Non ci sono invece Pervenuti il De Musica di Gaudenzio tradotto da Muziano (Inst., 2, 5, 1), le In I-II Esdrae homiliae II di Origene tradotte da Bellator (Inst., 1, 6, 6)e le In Actus apostolorum homiliae LV di S. Giovanni Crisostomo tradotte da "amici nostri" (Inst., 1, 9, 1). La traduzione più importante è quella di Epifanio per le storie ecclesiastiche dei continuatori di Eusebio. Una compilazione delle tre storie era già stata fatta in greco da Teodoro Anagnostes (Lettore) circa il 515(vedi l'edizione di G. C. Hansen, Berlin 1971). Questa compilazione fu seguita da Epifanio per I, 1-II, 12 e IV, 25, 17-IV, 38, 4. Per il resto Epifanio tornò ai testi originali pur seguendo il criterio compilatorio di Teodoro Anagnostes che era di scegliere uno dei tre autori come base per la narrazione degli episodi comuni a tutti e tre, e di aggiungere ciò che ogni autore aveva di particolare, così da riportare i fatti narrati nelle tre storie. La traduzione fu attentamente seguita da C. che ne scrisse la prefazione e forse la rivide stilisticamente. Gregorio Magno in una lettera del 597condannò questa traduzione o piuttosto l'opera di Sozomeno in essa inclusa (Mon. Germ. Hist.., Epist.., I., p. 479 n. 21). Perciò l'opera di Epifanio ebbe qualche difficoltà a diffondersi, ma con il fallimento dell'impresa di una nuova storia ecclesiastica di Giovanni Diacono nel IX secolo essa acquistò autorità e nuova diffusione. Altra traduzione di importanza essenziale per la cultura del Medioevo fu quella di Flavio Giuseppe. Anche qui si notano coincidenze stilistiche con C. ("finniferi globi" in Antiq., 12, 7, da confrontare con Variae, 9, 6 e Exp. Psalm., 101, 4). Il testo di Vivario fu usato da Ottone di Frisinga, Widukind, Pietro dì Blois, ecc. Le traduzioni della Tripartita e di Giuseppe hanno anche interesse per gli errori di greco che contengono.
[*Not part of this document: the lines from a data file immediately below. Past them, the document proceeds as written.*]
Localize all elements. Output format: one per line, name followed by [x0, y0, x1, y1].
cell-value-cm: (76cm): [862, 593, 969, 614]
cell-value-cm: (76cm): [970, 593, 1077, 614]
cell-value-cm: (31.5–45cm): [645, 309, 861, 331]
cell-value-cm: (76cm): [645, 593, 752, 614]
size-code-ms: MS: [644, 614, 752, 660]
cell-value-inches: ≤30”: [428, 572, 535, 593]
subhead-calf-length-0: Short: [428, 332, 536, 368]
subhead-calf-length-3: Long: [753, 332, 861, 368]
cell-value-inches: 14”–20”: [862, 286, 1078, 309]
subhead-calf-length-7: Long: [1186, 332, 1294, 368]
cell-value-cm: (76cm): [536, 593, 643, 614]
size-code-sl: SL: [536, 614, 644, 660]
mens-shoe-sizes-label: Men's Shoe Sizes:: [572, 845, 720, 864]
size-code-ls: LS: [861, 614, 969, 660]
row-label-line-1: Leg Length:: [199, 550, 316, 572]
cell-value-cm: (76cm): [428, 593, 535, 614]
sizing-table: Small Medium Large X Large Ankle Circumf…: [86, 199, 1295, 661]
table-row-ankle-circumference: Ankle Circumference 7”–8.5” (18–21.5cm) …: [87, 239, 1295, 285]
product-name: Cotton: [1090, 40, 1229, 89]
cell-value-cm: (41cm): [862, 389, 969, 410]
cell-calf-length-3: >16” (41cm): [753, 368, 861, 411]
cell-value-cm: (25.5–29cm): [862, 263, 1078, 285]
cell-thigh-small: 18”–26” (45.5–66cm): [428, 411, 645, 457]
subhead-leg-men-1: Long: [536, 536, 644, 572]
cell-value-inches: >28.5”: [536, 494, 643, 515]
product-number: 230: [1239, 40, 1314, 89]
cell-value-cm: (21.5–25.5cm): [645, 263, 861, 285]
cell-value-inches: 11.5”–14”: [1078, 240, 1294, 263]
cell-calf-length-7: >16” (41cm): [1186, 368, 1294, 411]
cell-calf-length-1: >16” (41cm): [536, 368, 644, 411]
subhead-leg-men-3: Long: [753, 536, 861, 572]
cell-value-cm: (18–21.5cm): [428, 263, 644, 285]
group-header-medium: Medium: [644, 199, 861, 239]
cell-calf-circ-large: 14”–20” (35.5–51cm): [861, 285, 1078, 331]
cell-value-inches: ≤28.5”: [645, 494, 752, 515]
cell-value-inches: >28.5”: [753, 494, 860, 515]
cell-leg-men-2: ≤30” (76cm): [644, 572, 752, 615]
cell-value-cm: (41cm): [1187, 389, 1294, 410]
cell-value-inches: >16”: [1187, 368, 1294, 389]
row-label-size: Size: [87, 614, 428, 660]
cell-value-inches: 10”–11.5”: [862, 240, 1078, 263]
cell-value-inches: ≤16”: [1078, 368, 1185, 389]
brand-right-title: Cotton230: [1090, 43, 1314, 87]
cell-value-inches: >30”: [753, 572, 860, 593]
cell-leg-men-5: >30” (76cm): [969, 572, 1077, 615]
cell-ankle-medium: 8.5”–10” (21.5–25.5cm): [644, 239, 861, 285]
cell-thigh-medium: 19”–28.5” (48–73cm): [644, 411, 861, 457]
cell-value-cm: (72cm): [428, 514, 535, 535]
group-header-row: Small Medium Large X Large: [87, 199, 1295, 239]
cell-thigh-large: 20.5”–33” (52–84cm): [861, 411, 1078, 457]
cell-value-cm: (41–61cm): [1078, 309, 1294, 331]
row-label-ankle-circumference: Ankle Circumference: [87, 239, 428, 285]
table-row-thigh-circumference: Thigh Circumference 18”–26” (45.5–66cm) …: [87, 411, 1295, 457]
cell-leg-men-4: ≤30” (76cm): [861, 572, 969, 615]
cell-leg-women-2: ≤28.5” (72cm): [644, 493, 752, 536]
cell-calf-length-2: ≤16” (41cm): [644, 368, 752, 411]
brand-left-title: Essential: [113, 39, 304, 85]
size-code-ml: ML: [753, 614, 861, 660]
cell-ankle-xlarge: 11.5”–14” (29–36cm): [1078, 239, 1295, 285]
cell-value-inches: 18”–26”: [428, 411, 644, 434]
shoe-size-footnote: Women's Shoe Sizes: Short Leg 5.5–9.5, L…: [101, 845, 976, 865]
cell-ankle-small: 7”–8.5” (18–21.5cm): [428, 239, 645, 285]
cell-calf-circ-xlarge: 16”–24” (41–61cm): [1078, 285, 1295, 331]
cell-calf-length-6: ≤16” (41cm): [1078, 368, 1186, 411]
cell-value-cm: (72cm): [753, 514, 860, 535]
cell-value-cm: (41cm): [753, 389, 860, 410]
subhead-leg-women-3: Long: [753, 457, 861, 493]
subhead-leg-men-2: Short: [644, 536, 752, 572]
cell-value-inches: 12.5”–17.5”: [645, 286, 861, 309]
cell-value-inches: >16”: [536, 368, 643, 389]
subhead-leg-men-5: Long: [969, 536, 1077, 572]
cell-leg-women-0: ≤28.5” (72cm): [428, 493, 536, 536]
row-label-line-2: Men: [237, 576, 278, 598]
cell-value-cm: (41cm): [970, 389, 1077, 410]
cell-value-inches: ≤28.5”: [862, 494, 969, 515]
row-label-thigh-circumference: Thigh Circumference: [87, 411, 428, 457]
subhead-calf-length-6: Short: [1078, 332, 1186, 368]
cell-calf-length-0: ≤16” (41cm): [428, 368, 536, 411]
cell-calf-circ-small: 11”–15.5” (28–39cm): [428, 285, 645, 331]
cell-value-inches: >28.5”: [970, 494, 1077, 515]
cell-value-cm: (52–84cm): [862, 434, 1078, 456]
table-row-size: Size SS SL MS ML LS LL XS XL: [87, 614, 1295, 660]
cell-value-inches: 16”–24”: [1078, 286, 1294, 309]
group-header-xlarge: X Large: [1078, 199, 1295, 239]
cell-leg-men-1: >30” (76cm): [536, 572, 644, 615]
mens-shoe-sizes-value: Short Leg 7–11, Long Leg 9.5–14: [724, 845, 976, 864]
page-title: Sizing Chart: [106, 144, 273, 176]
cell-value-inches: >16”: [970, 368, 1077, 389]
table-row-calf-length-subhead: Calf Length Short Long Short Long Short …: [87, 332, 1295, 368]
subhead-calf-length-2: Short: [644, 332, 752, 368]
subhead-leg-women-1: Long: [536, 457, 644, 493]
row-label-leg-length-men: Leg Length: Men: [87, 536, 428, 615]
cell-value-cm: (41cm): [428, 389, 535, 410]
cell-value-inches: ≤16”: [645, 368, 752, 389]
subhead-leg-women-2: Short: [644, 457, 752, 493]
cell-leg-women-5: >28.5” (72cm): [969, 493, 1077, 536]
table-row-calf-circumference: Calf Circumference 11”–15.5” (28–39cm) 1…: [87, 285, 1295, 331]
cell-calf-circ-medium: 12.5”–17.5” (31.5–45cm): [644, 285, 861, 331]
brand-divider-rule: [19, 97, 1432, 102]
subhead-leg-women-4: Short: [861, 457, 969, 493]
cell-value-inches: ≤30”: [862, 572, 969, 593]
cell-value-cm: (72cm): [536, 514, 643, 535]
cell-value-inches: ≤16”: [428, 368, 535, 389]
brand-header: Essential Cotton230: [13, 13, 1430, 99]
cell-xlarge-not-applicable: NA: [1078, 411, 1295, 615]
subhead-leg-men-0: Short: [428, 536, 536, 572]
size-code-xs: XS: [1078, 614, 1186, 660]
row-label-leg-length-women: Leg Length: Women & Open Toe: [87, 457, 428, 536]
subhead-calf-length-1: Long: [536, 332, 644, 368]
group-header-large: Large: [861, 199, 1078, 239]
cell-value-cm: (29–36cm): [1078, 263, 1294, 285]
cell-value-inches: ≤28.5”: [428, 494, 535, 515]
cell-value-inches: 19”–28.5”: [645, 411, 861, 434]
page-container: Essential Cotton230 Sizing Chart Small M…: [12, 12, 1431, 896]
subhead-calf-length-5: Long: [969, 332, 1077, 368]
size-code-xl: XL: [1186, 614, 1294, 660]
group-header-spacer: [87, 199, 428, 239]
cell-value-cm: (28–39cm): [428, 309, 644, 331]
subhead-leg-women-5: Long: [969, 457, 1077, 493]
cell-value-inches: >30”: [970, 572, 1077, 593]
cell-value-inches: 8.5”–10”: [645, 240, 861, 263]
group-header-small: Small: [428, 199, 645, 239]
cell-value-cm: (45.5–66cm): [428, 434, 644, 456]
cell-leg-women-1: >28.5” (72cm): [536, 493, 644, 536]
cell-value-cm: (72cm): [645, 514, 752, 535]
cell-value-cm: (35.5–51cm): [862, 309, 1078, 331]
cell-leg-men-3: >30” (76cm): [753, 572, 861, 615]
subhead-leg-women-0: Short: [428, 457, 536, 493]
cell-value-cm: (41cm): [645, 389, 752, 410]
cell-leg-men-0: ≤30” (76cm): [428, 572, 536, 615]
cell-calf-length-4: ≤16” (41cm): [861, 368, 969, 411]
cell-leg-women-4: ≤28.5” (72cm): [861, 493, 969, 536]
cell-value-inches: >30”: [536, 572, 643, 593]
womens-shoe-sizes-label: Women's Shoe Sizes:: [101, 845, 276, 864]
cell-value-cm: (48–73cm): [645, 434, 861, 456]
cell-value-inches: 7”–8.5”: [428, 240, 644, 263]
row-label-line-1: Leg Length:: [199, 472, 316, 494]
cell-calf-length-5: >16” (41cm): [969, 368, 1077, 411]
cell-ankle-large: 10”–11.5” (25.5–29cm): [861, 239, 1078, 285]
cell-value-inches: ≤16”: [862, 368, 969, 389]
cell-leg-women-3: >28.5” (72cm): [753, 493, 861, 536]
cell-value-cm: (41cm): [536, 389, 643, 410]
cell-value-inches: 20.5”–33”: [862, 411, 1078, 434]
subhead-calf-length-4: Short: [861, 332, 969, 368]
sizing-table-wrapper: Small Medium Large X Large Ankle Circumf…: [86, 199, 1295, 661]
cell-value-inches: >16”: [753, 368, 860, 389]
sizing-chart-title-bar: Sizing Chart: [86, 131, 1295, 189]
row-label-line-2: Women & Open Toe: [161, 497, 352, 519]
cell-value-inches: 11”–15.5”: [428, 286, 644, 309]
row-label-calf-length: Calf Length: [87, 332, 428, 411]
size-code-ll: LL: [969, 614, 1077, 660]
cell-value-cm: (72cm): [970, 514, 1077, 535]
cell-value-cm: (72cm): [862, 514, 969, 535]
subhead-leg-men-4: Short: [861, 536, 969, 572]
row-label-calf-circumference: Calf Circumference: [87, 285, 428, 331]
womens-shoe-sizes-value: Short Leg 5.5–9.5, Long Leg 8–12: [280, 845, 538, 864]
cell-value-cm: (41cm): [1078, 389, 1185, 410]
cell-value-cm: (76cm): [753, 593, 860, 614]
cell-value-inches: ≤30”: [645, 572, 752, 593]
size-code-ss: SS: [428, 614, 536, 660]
Non è qui possibile indicare l'importanza e l'influenza delle Institutiones, un libro base della cultura medievale. Manca ancora perfino una attenta analisi della sua struttura intellettuale, benché sia evidente l'agostinianesimo temperato da una preferenza per la lettura devota piuttosto che per la discussione teologica. Basti accennare all'importanza delle Institutiones come guida per la costituzione e catalogazione delle biblioteche medievali. Un bell'esempio è fornito dal catalogo del monastero di Murbach in -Alsazia nel IX sec. (W. Milde, Der Bibliothekskatalog des Klosters Murbach aus dem g. Jahrhundert, Heidelberg 1968).
C. aveva novantatré anni quando scrisse la prefazione del De orthographia;deve essere dunque morto intorno all'anno 580, e venne probabilmente seppellito a Vivario.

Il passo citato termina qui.